La decisión de la Reserva Federal de EE.UU. (FED) de inyectar más dólares a la economía, como medida para lograr la recuperación económica, podría tener más efectos en otros mercados que en territorio estadounidense.

Así se desprende de las críticas que ya se han hecho al anunciado plan monetario, que excedió por $100 billones las expectativas del mercado.

Peter Schiff, CEO de Euro Pacific Capital Inc., argumenta que la FED simplemente está dejando crecer su déficit, elevando los precios  de las acciones para crear la ilusión de riqueza y estimular el gasto.
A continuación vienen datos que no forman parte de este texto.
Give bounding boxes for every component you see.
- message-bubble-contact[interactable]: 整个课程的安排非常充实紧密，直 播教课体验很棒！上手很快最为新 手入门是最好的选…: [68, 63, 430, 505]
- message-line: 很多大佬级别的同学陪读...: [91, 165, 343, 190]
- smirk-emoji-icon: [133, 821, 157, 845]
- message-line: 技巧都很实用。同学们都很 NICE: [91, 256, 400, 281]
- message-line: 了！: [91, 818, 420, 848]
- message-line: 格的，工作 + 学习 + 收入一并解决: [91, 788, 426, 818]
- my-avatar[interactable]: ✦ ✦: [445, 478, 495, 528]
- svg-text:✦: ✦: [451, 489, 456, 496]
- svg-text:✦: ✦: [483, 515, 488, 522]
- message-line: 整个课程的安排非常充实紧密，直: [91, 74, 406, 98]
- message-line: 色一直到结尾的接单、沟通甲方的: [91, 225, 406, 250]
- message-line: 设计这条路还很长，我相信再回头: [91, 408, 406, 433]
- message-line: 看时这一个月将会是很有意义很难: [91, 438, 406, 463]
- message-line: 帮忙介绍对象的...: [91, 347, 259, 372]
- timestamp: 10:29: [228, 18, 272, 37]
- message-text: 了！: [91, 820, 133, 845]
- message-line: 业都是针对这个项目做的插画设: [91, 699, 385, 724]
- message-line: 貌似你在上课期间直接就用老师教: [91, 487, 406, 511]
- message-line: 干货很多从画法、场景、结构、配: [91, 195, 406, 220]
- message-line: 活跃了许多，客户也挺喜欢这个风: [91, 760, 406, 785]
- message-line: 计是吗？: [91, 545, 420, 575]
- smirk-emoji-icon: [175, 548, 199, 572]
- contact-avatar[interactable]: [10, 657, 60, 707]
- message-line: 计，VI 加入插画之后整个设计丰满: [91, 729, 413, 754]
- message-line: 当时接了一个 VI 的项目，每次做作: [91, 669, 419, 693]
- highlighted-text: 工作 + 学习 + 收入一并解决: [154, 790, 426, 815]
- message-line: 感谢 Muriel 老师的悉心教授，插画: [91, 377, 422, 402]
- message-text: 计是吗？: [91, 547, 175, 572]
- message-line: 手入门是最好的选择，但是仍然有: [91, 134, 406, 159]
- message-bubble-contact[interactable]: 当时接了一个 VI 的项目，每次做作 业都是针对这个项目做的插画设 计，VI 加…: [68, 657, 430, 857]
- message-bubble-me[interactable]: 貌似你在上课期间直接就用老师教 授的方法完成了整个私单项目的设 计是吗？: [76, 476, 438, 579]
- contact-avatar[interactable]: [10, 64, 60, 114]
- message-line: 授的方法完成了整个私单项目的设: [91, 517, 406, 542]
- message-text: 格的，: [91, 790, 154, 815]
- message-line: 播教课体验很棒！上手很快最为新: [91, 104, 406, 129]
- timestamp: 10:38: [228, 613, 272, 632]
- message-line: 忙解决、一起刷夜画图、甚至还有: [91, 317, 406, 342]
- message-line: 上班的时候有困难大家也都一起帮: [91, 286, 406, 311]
El costo per cápita de esta apuesta es de $2,000, con el agravante de que los recursos apostados son los ahorros de la nación.

El autor agrega que, tras los $1.7 trillones inyectados en la primera ronda no se logró nada y que obligando a las personas a consumir lo más probable es que el capital salga del país.

China manifestó que aunque la FED tiene derecho a tomar sus propias medidas para beneficiar a su economía, como único emisor de una moneda utilizada como reserva mundial debería considerar las consecuencias de sus actos sobre los demás países.

Robert Mundell, premio nobel de Economía, comentó que esta nueva ola de dólares podría presionar al euro de forma importante y conducir a la zona euro a un ambiente de recesión, dificultando a las naciones altamente endeudadas el pago de sus obligaciones.

Otros analistas, como N. Roubini, reconocido por anticipar la última crisis económica, argumentó que es posible que los precios de la mayoría de los activos mundiales estén por encima de sus fundamentos durante el 2011, debido al exceso de dólares, los bajos costos de financiamiento y el bajo crecimiento de la economía.